Clearly, Turkey's worries and the problems of migration and refugees should not be ignored, but they are relatively small problems compared to the civil war that rages in Iraq today, and could be managed to some degree by coalition and Iraqi forces. Once the migration has occured, the two new states could set up their own constitutions and parliaments, like American states, and begin a sense of self-rule that would bring great political security to all three regions.

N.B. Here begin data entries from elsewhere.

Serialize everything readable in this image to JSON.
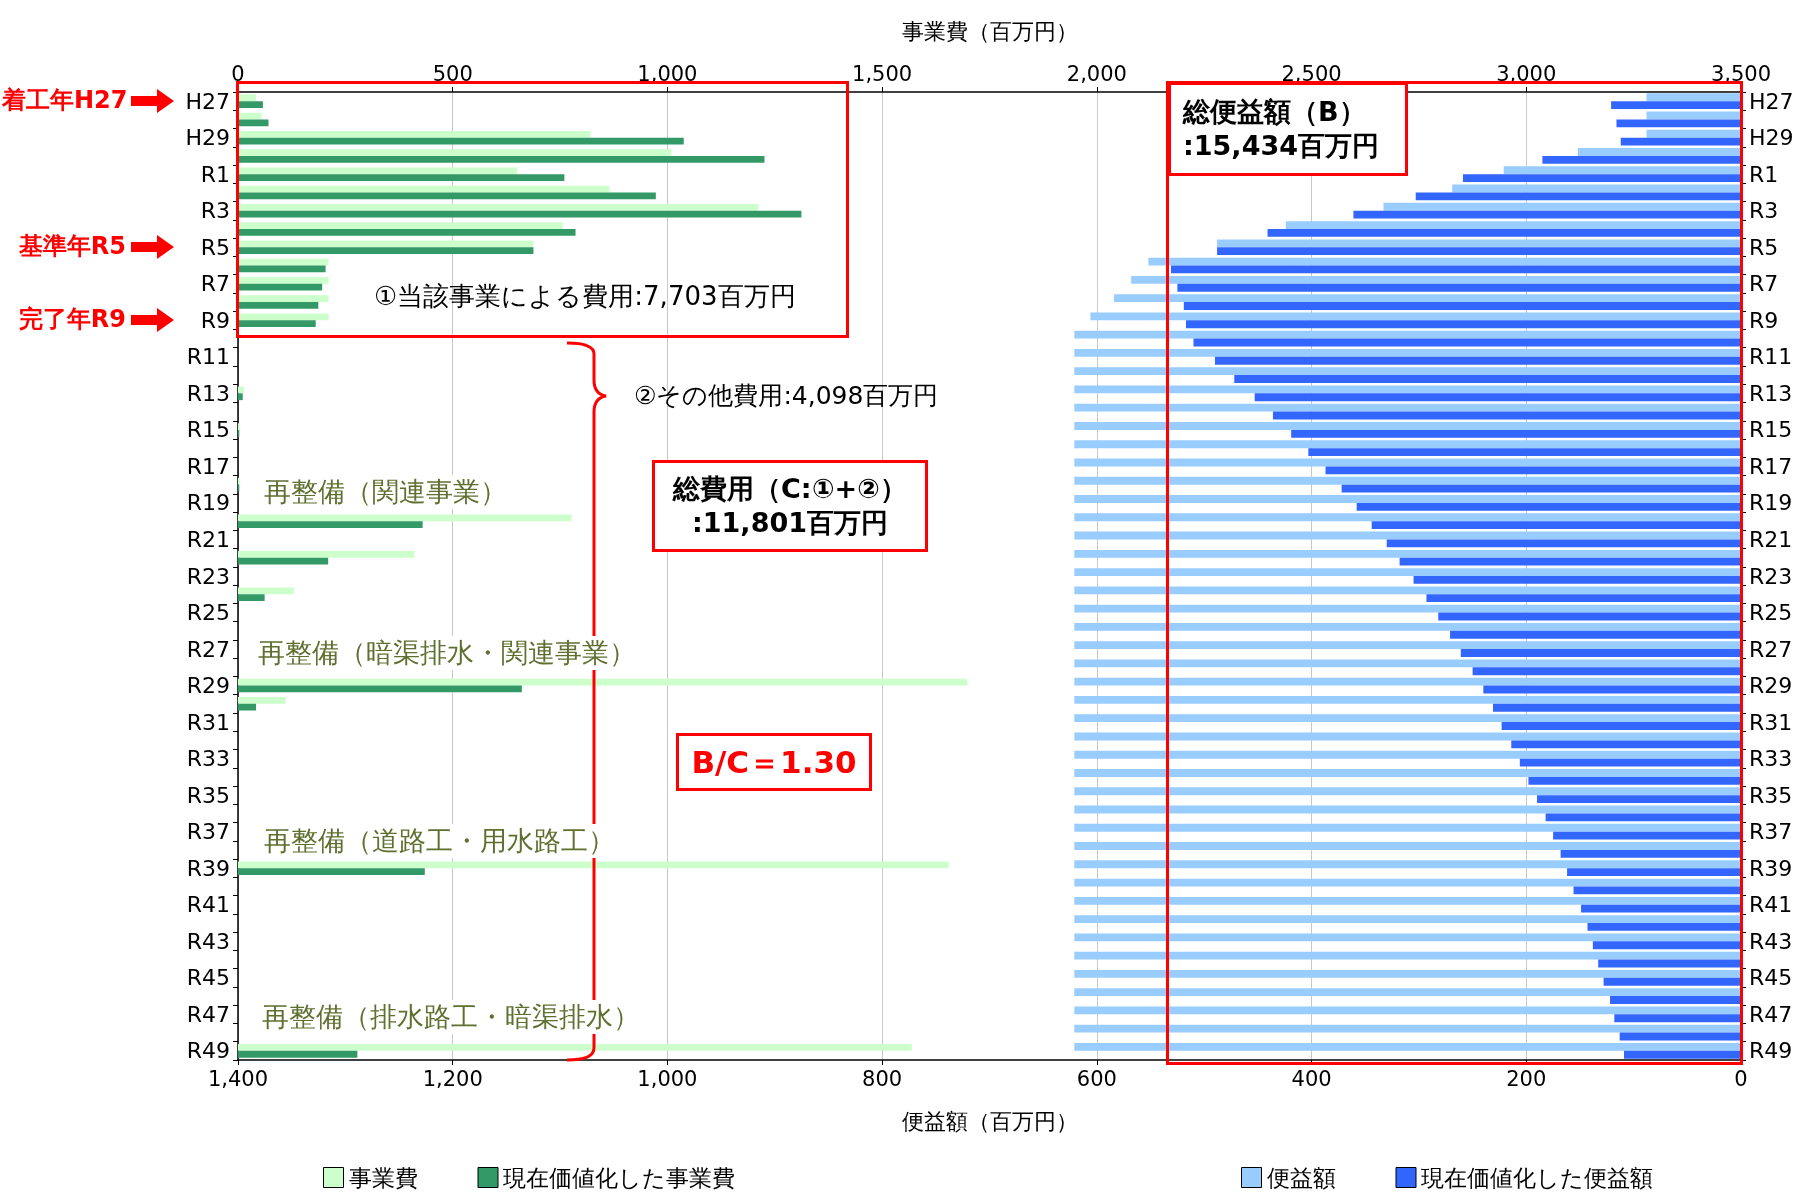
{
  "chart_data": {
    "type": "bar",
    "orientation": "horizontal",
    "categories": [
      "H27",
      null,
      "H29",
      null,
      "R1",
      null,
      "R3",
      null,
      "R5",
      null,
      "R7",
      null,
      "R9",
      null,
      "R11",
      null,
      "R13",
      null,
      "R15",
      null,
      "R17",
      null,
      "R19",
      null,
      "R21",
      null,
      "R23",
      null,
      "R25",
      null,
      "R27",
      null,
      "R29",
      null,
      "R31",
      null,
      "R33",
      null,
      "R35",
      null,
      "R37",
      null,
      "R39",
      null,
      "R41",
      null,
      "R43",
      null,
      "R45",
      null,
      "R47",
      null,
      "R49"
    ],
    "series": [
      {
        "name": "事業費",
        "color": "#ccffcc",
        "axis": "x2",
        "values": [
          42,
          55,
          821,
          1009,
          650,
          865,
          1212,
          756,
          688,
          211,
          211,
          211,
          211,
          0,
          0,
          0,
          14,
          0,
          4,
          0,
          0,
          5,
          0,
          777,
          0,
          411,
          0,
          130,
          0,
          0,
          0,
          0,
          1698,
          111,
          0,
          0,
          0,
          0,
          0,
          0,
          0,
          0,
          1655,
          0,
          0,
          0,
          0,
          0,
          0,
          0,
          0,
          0,
          1569
        ]
      },
      {
        "name": "現在価値化した事業費",
        "color": "#339966",
        "axis": "x2",
        "values": [
          58,
          71,
          1038,
          1226,
          760,
          973,
          1312,
          786,
          688,
          204,
          196,
          187,
          181,
          0,
          0,
          0,
          11,
          0,
          3,
          0,
          0,
          3,
          0,
          430,
          0,
          210,
          0,
          62,
          0,
          0,
          0,
          0,
          661,
          42,
          0,
          0,
          0,
          0,
          0,
          0,
          0,
          0,
          435,
          0,
          0,
          0,
          0,
          0,
          0,
          0,
          0,
          0,
          278
        ]
      },
      {
        "name": "便益額",
        "color": "#99ccff",
        "values": [
          88,
          88,
          88,
          152,
          221,
          269,
          333,
          424,
          488,
          552,
          568,
          584,
          606,
          621,
          621,
          621,
          621,
          621,
          621,
          621,
          621,
          621,
          621,
          621,
          621,
          621,
          621,
          621,
          621,
          621,
          621,
          621,
          621,
          621,
          621,
          621,
          621,
          621,
          621,
          621,
          621,
          621,
          621,
          621,
          621,
          621,
          621,
          621,
          621,
          621,
          621,
          621,
          621
        ]
      },
      {
        "name": "現在価値化した便益額",
        "color": "#3366ff",
        "values": [
          121,
          116,
          112,
          185,
          259,
          303,
          361,
          441,
          488,
          531,
          525,
          519,
          517,
          510,
          490,
          472,
          453,
          436,
          419,
          403,
          387,
          372,
          358,
          344,
          330,
          318,
          305,
          293,
          282,
          271,
          261,
          250,
          240,
          231,
          223,
          214,
          206,
          198,
          190,
          182,
          175,
          168,
          162,
          156,
          149,
          143,
          138,
          133,
          128,
          122,
          118,
          113,
          109
        ]
      }
    ],
    "xlabel": "便益額（百万円）",
    "xlim": [
      1400,
      0
    ],
    "xticks": [
      {
        "value": 1400,
        "label": "1,400"
      },
      {
        "value": 1200,
        "label": "1,200"
      },
      {
        "value": 1000,
        "label": "1,000"
      },
      800,
      600,
      400,
      200,
      0
    ],
    "x2label": "事業費（百万円）",
    "x2lim": [
      0,
      3500
    ],
    "x2ticks": [
      0,
      500,
      {
        "value": 1000,
        "label": "1,000"
      },
      {
        "value": 1500,
        "label": "1,500"
      },
      {
        "value": 2000,
        "label": "2,000"
      },
      {
        "value": 2500,
        "label": "2,500"
      },
      {
        "value": 3000,
        "label": "3,000"
      },
      {
        "value": 3500,
        "label": "3,500"
      }
    ],
    "grid": "x",
    "legend": "bottom",
    "annotations": [
      "着工年H27",
      "基準年R5",
      "完了年R9",
      "①当該事業による費用:7,703百万円",
      "②その他費用:4,098百万円",
      "総費用（C:①+②）\n:11,801百万円",
      "B/C＝1.30",
      "総便益額（B）\n:15,434百万円",
      "再整備（関連事業）",
      "再整備（暗渠排水・関連事業）",
      "再整備（道路工・用水路工）",
      "再整備（排水路工・暗渠排水）"
    ]
  }
}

Ultimately, the average Iraqi person wants peace. And if the average Iraqi person feels political and military security, he is not going to support dangerous militias that will propogate a civil war that is primarily targeting civilians. But until the Iraqi people have this security, they will fight desperately and bitterly to make sure they get it, and this civil war will rage on, no matter how many troops we have (or don't have) in Iraq.

Monday, December 4, 2006

The Chinese Nuclear Weapons Program

A paper I wrote that touches on the Chinese nuclear arsenal, China's proliferation practices, and how these threaten United States national security.

A brief summary:

The Chinese nuclear arsenal is technologically sound and very capable. The Chinese have nuclear warheads mounted on ballistic missiles capable of hitting the entire area of the United States. Also, some Chinese military personnel have implied or said explicitly that deploying nuclear weapons against the United States remains an option if the United States intervenes in a cross-strait (Taiwanese) conflict. But because of its investment in United States consumers, as well as the Asian supply line and world economy in general, the Chinese government is very likely to see the costs of nuclear warfare far too high for it to be a serious option.

But Chinese proliferation policy in the 1980's and 1990's has given ballistic missile and/or nuclear weapons technology to very dangerous states, including Iran, North Korea, and Pakistan. These countries not only pose a significant nuclear threat to the United States and its allies, but may very well further spread nuclear or ballistic missile technology to other dangerous states or terrorist organizations. This would constitute a "Cascade of Proliferation," making nuclear technology nearly democratic, and making the world a significantly more dangerous place. Although China's nuclear proliferation policy has become much more responsible with time, it's past actions have armed many states dangerous to the United States. Any damage that the Chinese nuclear program might do to the United States may now be out of Chinese control.